I bambini, comprensibilmente traumatizzati dalla perdita di Pietro, hanno però accolto con entusiasmo la presenza dei volontari, esternando il desiderio di imparare tutti i trucchi e le magie che “I Pagliacci” utilizzano per far divertire i bambini ricoverati. E’ nato così il progetto Un Sorriso per Pietro con lo scopo di coinvolgere e sensibilizzare gli alunni della scuola primaria sull’aiuto sociale ed il volontariato. Gli operatori dell’Associazione hanno insegnato ai bambini, attraverso delle lezioni, alcune attività ed abilità che utilizzano durante i servizi in pediatria quali: terapia del sorriso, abbattimento delle barriere emotive, giocoleria e musicolando.

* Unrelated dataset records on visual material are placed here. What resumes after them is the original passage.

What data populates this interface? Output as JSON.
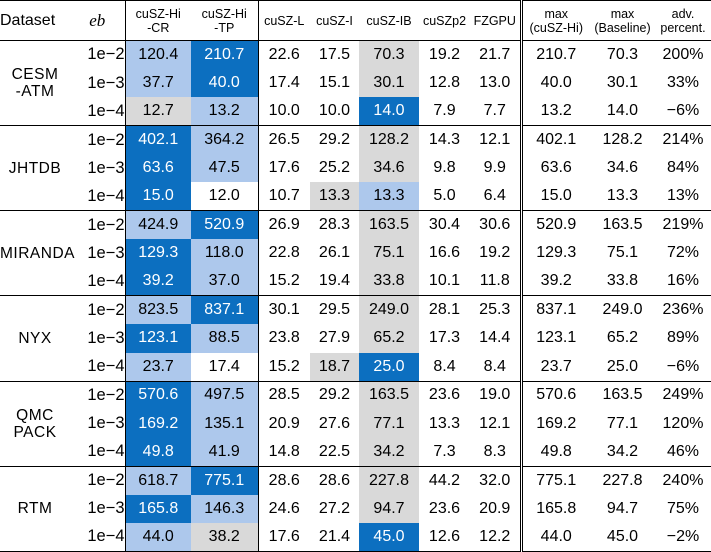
{
  "table": {
    "headers": {
      "dataset": "Dataset",
      "eb": "eb",
      "cols": [
        [
          "cuSZ-Hi",
          "-CR"
        ],
        [
          "cuSZ-Hi",
          "-TP"
        ],
        [
          "cuSZ-L"
        ],
        [
          "cuSZ-I"
        ],
        [
          "cuSZ-IB"
        ],
        [
          "cuSZp2"
        ],
        [
          "FZGPU"
        ],
        [
          "max",
          "(cuSZ-Hi)"
        ],
        [
          "max",
          "(Baseline)"
        ],
        [
          "adv.",
          "percent."
        ]
      ]
    },
    "colors": {
      "best": "#0c6fc0",
      "second": "#adc8ec",
      "baseline_best": "#d9d9d9"
    },
    "datasets": [
      {
        "name": [
          "CESM",
          "-ATM"
        ],
        "rows": [
          {
            "eb": "1e−2",
            "values": [
              "120.4",
              "210.7",
              "22.6",
              "17.5",
              "70.3",
              "19.2",
              "21.7",
              "210.7",
              "70.3",
              "200%"
            ],
            "hl": [
              "second",
              "best",
              "",
              "",
              "baseline_best",
              "",
              "",
              "",
              "",
              ""
            ]
          },
          {
            "eb": "1e−3",
            "values": [
              "37.7",
              "40.0",
              "17.4",
              "15.1",
              "30.1",
              "12.8",
              "13.0",
              "40.0",
              "30.1",
              "33%"
            ],
            "hl": [
              "second",
              "best",
              "",
              "",
              "baseline_best",
              "",
              "",
              "",
              "",
              ""
            ]
          },
          {
            "eb": "1e−4",
            "values": [
              "12.7",
              "13.2",
              "10.0",
              "10.0",
              "14.0",
              "7.9",
              "7.7",
              "13.2",
              "14.0",
              "−6%"
            ],
            "hl": [
              "baseline_best",
              "second",
              "",
              "",
              "best",
              "",
              "",
              "",
              "",
              ""
            ]
          }
        ]
      },
      {
        "name": [
          "JHTDB"
        ],
        "rows": [
          {
            "eb": "1e−2",
            "values": [
              "402.1",
              "364.2",
              "26.5",
              "29.2",
              "128.2",
              "14.3",
              "12.1",
              "402.1",
              "128.2",
              "214%"
            ],
            "hl": [
              "best",
              "second",
              "",
              "",
              "baseline_best",
              "",
              "",
              "",
              "",
              ""
            ]
          },
          {
            "eb": "1e−3",
            "values": [
              "63.6",
              "47.5",
              "17.6",
              "25.2",
              "34.6",
              "9.8",
              "9.9",
              "63.6",
              "34.6",
              "84%"
            ],
            "hl": [
              "best",
              "second",
              "",
              "",
              "baseline_best",
              "",
              "",
              "",
              "",
              ""
            ]
          },
          {
            "eb": "1e−4",
            "values": [
              "15.0",
              "12.0",
              "10.7",
              "13.3",
              "13.3",
              "5.0",
              "6.4",
              "15.0",
              "13.3",
              "13%"
            ],
            "hl": [
              "best",
              "",
              "",
              "baseline_best",
              "second",
              "",
              "",
              "",
              "",
              ""
            ]
          }
        ]
      },
      {
        "name": [
          "MIRANDA"
        ],
        "rows": [
          {
            "eb": "1e−2",
            "values": [
              "424.9",
              "520.9",
              "26.9",
              "28.3",
              "163.5",
              "30.4",
              "30.6",
              "520.9",
              "163.5",
              "219%"
            ],
            "hl": [
              "second",
              "best",
              "",
              "",
              "baseline_best",
              "",
              "",
              "",
              "",
              ""
            ]
          },
          {
            "eb": "1e−3",
            "values": [
              "129.3",
              "118.0",
              "22.8",
              "26.1",
              "75.1",
              "16.6",
              "19.2",
              "129.3",
              "75.1",
              "72%"
            ],
            "hl": [
              "best",
              "second",
              "",
              "",
              "baseline_best",
              "",
              "",
              "",
              "",
              ""
            ]
          },
          {
            "eb": "1e−4",
            "values": [
              "39.2",
              "37.0",
              "15.2",
              "19.4",
              "33.8",
              "10.1",
              "11.8",
              "39.2",
              "33.8",
              "16%"
            ],
            "hl": [
              "best",
              "second",
              "",
              "",
              "baseline_best",
              "",
              "",
              "",
              "",
              ""
            ]
          }
        ]
      },
      {
        "name": [
          "NYX"
        ],
        "rows": [
          {
            "eb": "1e−2",
            "values": [
              "823.5",
              "837.1",
              "30.1",
              "29.5",
              "249.0",
              "28.1",
              "25.3",
              "837.1",
              "249.0",
              "236%"
            ],
            "hl": [
              "second",
              "best",
              "",
              "",
              "baseline_best",
              "",
              "",
              "",
              "",
              ""
            ]
          },
          {
            "eb": "1e−3",
            "values": [
              "123.1",
              "88.5",
              "23.8",
              "27.9",
              "65.2",
              "17.3",
              "14.4",
              "123.1",
              "65.2",
              "89%"
            ],
            "hl": [
              "best",
              "second",
              "",
              "",
              "baseline_best",
              "",
              "",
              "",
              "",
              ""
            ]
          },
          {
            "eb": "1e−4",
            "values": [
              "23.7",
              "17.4",
              "15.2",
              "18.7",
              "25.0",
              "8.4",
              "8.4",
              "23.7",
              "25.0",
              "−6%"
            ],
            "hl": [
              "second",
              "",
              "",
              "baseline_best",
              "best",
              "",
              "",
              "",
              "",
              ""
            ]
          }
        ]
      },
      {
        "name": [
          "QMC",
          "PACK"
        ],
        "rows": [
          {
            "eb": "1e−2",
            "values": [
              "570.6",
              "497.5",
              "28.5",
              "29.2",
              "163.5",
              "23.6",
              "19.0",
              "570.6",
              "163.5",
              "249%"
            ],
            "hl": [
              "best",
              "second",
              "",
              "",
              "baseline_best",
              "",
              "",
              "",
              "",
              ""
            ]
          },
          {
            "eb": "1e−3",
            "values": [
              "169.2",
              "135.1",
              "20.9",
              "27.6",
              "77.1",
              "13.3",
              "12.1",
              "169.2",
              "77.1",
              "120%"
            ],
            "hl": [
              "best",
              "second",
              "",
              "",
              "baseline_best",
              "",
              "",
              "",
              "",
              ""
            ]
          },
          {
            "eb": "1e−4",
            "values": [
              "49.8",
              "41.9",
              "14.8",
              "22.5",
              "34.2",
              "7.3",
              "8.3",
              "49.8",
              "34.2",
              "46%"
            ],
            "hl": [
              "best",
              "second",
              "",
              "",
              "baseline_best",
              "",
              "",
              "",
              "",
              ""
            ]
          }
        ]
      },
      {
        "name": [
          "RTM"
        ],
        "rows": [
          {
            "eb": "1e−2",
            "values": [
              "618.7",
              "775.1",
              "28.6",
              "28.6",
              "227.8",
              "44.2",
              "32.0",
              "775.1",
              "227.8",
              "240%"
            ],
            "hl": [
              "second",
              "best",
              "",
              "",
              "baseline_best",
              "",
              "",
              "",
              "",
              ""
            ]
          },
          {
            "eb": "1e−3",
            "values": [
              "165.8",
              "146.3",
              "24.6",
              "27.2",
              "94.7",
              "23.6",
              "20.9",
              "165.8",
              "94.7",
              "75%"
            ],
            "hl": [
              "best",
              "second",
              "",
              "",
              "baseline_best",
              "",
              "",
              "",
              "",
              ""
            ]
          },
          {
            "eb": "1e−4",
            "values": [
              "44.0",
              "38.2",
              "17.6",
              "21.4",
              "45.0",
              "12.6",
              "12.2",
              "44.0",
              "45.0",
              "−2%"
            ],
            "hl": [
              "second",
              "baseline_best",
              "",
              "",
              "best",
              "",
              "",
              "",
              "",
              ""
            ]
          }
        ]
      }
    ]
  }
}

I bambini, al termine delle lezioni, sono stati accompagnati dagli insegnanti e dai volontari dell’associazione i Pagliacci nel reparto di pediatra di Spoleto e lo scorso 8 Maggio hanno messo in pratica quello che avevano imparato, intrattenendo con giochi di prestigio e di magia i bambini ricoverati nel reparto.
Un modo per portare il sorriso di Pietro sulle labbra, non solo dei suoi compagni di classe, ma di tanti altri bambini che come la sorellina, non sempre hanno molti motivi ed occasioni per sorridere.